June 09, 2015
Authored and Edited by Kelly S. Horn; Elizabeth D. Ferrill; Aaron Gleaton Clay
In Sukumar v. Nautilus, Inc., No. 14-1205 (Fed. Cir. May 4, 2015), the Federal Circuit affirmed the district court’s determination that the plaintiff did not suffer a “competitive injury” necessary to have standing to maintain a claim under 35 U.S.C. § 292(b).
The America Invents Act amended the false marking statute to require a “competitive injury” to bring a private right of action. The Court held that “a potential competitor may suffer competitive injury if it has attempted to enter the market” by showing an “(1) intent to enter the market with a reasonable possibility of success, and (2) an action to enter the market.”
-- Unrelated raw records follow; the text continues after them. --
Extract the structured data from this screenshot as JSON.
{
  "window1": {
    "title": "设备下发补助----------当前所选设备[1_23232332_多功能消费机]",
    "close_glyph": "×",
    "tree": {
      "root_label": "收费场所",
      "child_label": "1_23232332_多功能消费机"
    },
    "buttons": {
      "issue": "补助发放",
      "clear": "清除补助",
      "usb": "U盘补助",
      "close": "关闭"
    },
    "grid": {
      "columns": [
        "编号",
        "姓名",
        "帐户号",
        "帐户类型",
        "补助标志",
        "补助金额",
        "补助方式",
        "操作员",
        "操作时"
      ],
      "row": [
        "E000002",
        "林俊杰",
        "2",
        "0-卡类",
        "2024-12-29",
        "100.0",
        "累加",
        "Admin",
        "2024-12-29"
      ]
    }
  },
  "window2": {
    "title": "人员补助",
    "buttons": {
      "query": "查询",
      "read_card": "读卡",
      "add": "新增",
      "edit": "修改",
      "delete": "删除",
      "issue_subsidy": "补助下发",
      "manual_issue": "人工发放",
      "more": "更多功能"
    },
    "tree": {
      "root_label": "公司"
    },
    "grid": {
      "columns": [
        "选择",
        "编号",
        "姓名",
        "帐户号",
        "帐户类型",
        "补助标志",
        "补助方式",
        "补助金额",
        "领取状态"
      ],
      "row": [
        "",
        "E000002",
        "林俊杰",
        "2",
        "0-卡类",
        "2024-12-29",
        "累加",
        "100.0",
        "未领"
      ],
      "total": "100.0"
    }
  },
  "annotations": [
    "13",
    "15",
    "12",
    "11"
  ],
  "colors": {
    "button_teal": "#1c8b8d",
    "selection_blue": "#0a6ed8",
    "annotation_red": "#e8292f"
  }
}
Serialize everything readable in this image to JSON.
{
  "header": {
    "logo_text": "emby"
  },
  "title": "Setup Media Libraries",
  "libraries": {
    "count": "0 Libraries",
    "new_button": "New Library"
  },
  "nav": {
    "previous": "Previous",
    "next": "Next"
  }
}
Sukumar sought summary judgment on the issue of whether Nautilus fitness machines were falsely marked. The Court held that the plaintiff lacked both intent and action to enter the market and therefore was neither engaged in competition nor suffered competitive injury. Relying on the record, the Court found that Sukumar only intended to use the modified fitness machines in his company’s rehabilitation centers, but found no intent to enter the market with machines in direct competition with Nautilus. Further, Sukumar’s lack of a business plan, prototype design, employee hiring, acquisition of engineering knowledge, and investigation of development of manufacturing capacity, in the Court’s view, evidenced a lack of sufficient action taken to enter the market. As a result, Sukumar lacked standing to maintain the false marking action.